Am 14.08.2007 wurde den Beteiligten des Ausgangsverfahrens folgendes Hinweisschreiben des Gerichts übersandt:
Mit Artikel 9 Nr. 2 des am 26.07.2004 verkündeten Rentenversicherungs-Nachhaltigkeitsgesetzes – RVNG – (BGBl. I
S. 1701) hat der Gesetzgeber bekanntlich klargestellt, dass die Begrenzung auf 25 Entgeltpunkte für anrechenbare
Zeiten nach dem Fremdrentengesetz (FRG) "für Renten aus eigener Versicherung und wegen Todes eines
Berechtigten insgesamt" erfolgt und diese Änderung durch Artikel 15 Abs. 3 RVNG mit Wirkung vom 07.05.1996 in
Kraft gesetzt. Entgegen der Rechtsprechung des 8. Senats des BSG vom 21.06.2005 (B 8 Kn 1/05 R, B 8 Kn 4/04 R,
B 8 Kn 10/04 R, B 8 Kn 9/04 R), die denGesetzgeber für berechtigt hält, die Rechtslage rückwirkend zu regeln, hat der
13. Senat des BSG in den Beschlüssen vom 29.08.2006 eine Vorlage an das Bundesverfassungsgericht gefertigt, da
er davon ausgeht, dass Artikel 15 Abs. 3 RVNG insoweit rechtswidrig sei, als er Rückwirkung anordnet. Falls das
Bundesverfassungsgericht die Rechtsauffassung des 13. Senats des BSG bestätigt, stünde der Klägerin
gegebenenfalls der begehrte Zahlungsanspruch für die Zeit vom 01.10.2001 bis zum 31.07.2004 (Ende des Monats, in
dem das RVNG verkündet wurde) zu. Die Klägerin wie auch die Beklagte werden gebeten, umgehend eine
Kopie/Abschrift des Bewilligungsbescheides vom 04./07.02.2002 vorzulegen, aus dem sich die Berechnung des
Wertes des Rechts auf Witwenrente ergibt sowie eventuelle Folgebescheide, die die Berechnung des Wertes
abändern (das heißt nicht nur auf eine Änderung des anzurechnenden Einkommens beruhen). Das Gericht
beabsichtigt, die im vorliegenden Fall maßgebliche Entscheidung des Bundesverfassungsgerichts abzuwarten. Die
Beteiligten werden gebeten, binnen drei Wochen mitzuteilen, ob sie wegen der anstehenden Entscheidung des
Bundesverfassungsgerichts das Ruhen des Verfahrens beantragen.
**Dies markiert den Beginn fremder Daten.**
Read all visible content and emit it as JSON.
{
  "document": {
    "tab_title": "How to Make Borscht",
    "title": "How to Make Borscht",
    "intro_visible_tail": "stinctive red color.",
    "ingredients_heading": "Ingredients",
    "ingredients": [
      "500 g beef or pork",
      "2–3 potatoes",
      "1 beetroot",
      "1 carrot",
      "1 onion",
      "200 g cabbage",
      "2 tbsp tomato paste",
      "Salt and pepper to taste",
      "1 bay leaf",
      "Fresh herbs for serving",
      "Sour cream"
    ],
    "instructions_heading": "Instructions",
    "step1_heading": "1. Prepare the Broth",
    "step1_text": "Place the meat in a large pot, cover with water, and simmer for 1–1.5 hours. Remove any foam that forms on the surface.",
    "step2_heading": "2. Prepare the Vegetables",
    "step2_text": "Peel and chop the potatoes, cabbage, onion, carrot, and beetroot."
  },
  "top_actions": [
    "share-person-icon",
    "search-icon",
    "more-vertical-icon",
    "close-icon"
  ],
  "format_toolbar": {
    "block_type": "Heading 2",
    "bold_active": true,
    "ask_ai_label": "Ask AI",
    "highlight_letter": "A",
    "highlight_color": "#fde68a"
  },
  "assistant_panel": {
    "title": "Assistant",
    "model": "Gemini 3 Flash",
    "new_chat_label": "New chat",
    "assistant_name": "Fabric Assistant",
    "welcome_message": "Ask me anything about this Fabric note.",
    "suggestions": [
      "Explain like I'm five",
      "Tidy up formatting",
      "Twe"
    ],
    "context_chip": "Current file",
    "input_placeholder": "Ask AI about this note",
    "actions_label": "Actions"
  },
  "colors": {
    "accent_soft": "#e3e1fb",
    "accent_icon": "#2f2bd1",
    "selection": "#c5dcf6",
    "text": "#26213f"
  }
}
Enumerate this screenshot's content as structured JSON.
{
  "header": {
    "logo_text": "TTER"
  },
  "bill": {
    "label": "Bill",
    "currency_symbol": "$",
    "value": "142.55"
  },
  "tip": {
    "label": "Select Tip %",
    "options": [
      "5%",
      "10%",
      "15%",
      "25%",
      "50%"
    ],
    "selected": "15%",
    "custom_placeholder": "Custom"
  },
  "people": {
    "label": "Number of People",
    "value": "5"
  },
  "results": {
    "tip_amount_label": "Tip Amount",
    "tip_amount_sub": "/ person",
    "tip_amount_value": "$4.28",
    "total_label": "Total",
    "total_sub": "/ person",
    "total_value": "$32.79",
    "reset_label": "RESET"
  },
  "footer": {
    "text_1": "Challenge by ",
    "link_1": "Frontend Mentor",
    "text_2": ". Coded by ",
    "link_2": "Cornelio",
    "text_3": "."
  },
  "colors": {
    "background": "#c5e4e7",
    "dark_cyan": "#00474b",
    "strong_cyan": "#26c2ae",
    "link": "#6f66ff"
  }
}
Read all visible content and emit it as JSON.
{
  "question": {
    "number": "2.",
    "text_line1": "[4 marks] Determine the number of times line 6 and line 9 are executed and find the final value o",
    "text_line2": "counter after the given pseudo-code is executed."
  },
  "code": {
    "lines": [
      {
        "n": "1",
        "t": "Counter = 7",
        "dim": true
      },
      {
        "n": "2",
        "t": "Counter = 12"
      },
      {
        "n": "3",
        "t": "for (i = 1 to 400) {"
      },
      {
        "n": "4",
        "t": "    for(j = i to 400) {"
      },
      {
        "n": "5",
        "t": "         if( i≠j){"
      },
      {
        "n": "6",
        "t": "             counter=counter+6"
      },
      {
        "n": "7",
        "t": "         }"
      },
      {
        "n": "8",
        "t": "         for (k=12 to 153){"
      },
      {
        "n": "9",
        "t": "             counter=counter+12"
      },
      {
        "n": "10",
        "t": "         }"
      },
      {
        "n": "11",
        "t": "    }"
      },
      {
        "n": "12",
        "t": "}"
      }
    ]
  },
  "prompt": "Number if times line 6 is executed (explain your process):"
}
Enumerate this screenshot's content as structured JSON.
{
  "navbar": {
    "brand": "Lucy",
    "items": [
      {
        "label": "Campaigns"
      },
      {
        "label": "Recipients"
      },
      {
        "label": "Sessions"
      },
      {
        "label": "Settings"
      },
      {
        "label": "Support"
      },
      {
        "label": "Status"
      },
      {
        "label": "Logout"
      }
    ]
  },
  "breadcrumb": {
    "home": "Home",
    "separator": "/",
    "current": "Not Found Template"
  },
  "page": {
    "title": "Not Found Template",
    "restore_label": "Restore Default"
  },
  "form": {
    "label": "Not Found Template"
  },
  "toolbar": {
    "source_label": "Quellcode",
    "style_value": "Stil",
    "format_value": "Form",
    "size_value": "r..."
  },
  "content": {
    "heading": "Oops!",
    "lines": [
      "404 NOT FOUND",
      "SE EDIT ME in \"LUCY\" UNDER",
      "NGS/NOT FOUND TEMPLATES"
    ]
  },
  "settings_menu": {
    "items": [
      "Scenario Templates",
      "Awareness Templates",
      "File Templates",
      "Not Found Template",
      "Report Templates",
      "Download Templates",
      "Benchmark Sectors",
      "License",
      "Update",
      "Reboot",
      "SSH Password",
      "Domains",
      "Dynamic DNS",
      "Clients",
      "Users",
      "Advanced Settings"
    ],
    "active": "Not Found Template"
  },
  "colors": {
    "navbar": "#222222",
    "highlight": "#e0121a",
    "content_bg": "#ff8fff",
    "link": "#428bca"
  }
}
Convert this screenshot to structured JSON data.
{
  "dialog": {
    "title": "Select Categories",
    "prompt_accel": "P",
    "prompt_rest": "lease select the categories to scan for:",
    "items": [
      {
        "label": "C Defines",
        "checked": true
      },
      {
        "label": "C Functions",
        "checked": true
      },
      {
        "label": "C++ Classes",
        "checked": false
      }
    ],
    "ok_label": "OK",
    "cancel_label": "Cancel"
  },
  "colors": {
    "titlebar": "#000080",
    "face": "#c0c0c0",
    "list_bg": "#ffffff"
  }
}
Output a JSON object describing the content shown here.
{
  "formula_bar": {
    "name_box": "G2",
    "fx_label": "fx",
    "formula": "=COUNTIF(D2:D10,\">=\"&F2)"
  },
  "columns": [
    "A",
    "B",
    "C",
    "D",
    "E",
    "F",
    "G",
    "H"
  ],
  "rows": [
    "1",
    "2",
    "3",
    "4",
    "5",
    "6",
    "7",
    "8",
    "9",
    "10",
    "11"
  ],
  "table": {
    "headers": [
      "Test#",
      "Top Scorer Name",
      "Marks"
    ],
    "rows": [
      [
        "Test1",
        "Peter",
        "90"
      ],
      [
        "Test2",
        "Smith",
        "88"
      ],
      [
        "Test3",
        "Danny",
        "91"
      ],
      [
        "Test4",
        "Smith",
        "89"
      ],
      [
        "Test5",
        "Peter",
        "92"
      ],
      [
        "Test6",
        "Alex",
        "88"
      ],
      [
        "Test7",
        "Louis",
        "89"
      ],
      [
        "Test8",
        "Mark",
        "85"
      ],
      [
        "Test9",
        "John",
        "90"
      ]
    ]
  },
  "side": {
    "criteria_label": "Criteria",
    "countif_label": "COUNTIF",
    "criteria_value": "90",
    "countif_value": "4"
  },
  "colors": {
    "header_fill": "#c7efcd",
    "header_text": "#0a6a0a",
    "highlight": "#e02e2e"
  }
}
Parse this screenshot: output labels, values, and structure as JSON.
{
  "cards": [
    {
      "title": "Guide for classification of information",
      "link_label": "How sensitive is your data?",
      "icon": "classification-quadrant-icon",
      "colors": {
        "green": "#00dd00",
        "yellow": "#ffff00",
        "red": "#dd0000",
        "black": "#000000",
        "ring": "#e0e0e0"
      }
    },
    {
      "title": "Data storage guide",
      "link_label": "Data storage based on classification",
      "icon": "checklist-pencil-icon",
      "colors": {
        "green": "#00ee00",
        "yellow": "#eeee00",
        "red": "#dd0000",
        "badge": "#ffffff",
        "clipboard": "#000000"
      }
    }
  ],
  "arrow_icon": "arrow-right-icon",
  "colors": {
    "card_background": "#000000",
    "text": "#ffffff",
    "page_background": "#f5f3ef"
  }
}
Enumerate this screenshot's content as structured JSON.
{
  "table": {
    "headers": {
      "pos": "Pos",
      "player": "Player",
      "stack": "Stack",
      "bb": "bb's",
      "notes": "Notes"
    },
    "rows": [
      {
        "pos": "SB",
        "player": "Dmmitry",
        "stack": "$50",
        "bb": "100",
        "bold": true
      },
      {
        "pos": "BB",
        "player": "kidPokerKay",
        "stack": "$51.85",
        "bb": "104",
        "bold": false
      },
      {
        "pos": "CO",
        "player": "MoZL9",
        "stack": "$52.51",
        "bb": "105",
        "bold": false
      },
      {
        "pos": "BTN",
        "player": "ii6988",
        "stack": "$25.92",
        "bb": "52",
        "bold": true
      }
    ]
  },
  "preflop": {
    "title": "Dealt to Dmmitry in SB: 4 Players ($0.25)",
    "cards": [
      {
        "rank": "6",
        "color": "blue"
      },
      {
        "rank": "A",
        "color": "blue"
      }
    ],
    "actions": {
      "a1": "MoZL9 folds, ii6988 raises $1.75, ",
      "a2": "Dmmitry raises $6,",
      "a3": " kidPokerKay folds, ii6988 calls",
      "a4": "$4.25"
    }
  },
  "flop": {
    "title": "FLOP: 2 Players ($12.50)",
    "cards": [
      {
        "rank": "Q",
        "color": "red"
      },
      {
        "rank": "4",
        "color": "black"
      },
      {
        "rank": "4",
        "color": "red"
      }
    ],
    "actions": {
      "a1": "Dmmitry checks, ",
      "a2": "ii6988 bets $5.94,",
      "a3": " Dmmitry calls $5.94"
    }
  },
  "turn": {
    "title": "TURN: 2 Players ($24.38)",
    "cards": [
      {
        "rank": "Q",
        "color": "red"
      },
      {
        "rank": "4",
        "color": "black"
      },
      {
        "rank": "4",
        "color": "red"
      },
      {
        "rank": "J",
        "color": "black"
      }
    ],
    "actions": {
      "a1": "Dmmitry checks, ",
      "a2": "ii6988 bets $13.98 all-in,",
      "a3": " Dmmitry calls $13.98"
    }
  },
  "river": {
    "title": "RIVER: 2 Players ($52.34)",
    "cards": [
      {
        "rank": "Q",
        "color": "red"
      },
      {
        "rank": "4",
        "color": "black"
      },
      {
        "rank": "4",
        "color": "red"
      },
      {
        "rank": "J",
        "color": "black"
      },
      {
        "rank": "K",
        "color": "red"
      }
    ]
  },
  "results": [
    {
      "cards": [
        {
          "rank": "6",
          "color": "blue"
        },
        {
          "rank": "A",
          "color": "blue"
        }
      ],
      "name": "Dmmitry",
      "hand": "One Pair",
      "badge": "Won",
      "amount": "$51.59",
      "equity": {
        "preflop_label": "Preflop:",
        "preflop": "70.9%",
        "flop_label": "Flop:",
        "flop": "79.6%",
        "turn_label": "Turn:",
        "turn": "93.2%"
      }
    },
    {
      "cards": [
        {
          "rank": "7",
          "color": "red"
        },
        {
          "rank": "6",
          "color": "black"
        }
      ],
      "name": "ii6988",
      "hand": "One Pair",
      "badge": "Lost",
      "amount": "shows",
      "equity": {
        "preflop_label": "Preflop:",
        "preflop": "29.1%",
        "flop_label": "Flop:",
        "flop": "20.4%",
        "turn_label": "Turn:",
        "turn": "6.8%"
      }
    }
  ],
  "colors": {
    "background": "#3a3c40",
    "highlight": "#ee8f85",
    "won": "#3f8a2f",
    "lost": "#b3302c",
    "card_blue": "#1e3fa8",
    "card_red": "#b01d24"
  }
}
Mit Schreiben vom 10.10.2007 wurde angefragt, ob Einverständnis mit einer Entscheidung ohne mündliche
Verhandlung gemäß § 124 Abs. 2 SGG bestehe. Das Einverständnis wurde einen Tag später vom Beschwerdegegner
erklärt. Nachdem auch die Beklagte das entsprechende Einverständnis erklärt hatte, hat das Sozialgericht mit Urteil
vom 09.11.2007 ohne mündliche Verhandlung die Klage abgewiesen.
Der Beschwerdeführer hatte die Klägerin bereits im Verwaltungsverfahren, nicht aber im anschließenden
Widerspruchsverfahren vertreten.
Mit Schreiben vom 01.04.2008 bezifferte er seine Vergütungsforderungen gegen die Staatskasse wie folgt:
1. Rahmengebühr Nr. 3102 VV RVG (Mittelgebühr) 250,00 EUR 2. Terminsgebühr Nr. 3106 Nr. 1 VV RVG
(Mittelgebühr) 200,00 EUR 3. Postpauschale Nr. 7001 VV RVG 20,00 EUR Zwischensumme 470,00 EUR Anrechung
gemäß Anmerkung 2 zu Nr. 2603 VV RVG (gemeint: Nr. 2503 VVRVG) 35,00 EUR Zwischensumme 435,00 EUR 16
% Umsatzsteuer Nr. 7008 VV RVG 82,65 EUR Gesamtsumme 517,65 EUR
Die zuständige Kostenbeamtin setzte mit Beschluss vom 08.10.2008 die dem Beschwerdegegner aus der
Staatskasse zu zahlenden Gebühren und Auslagen auf 303,45 EUR fest. Die Verfahrensgebühr sei nach Nr. 3103 VV
RVG zu bestimmen, die Mittelgebühr aus diesem Rahmen betrage 170,00 EUR. Die Terminsgebühr sei nur in Höhe
der ½ Mittelgebühr, also in Höhe von 100,00 EUR entstanden, da ein schriftliches Surrogat einer mündlichen
Verhandlung nicht stattgefunden habe.
Mit der dagegen eingelegten Erinnerung wies der Beschwerdegegner darauf hin, dass der Gebührentatbestand der Nr.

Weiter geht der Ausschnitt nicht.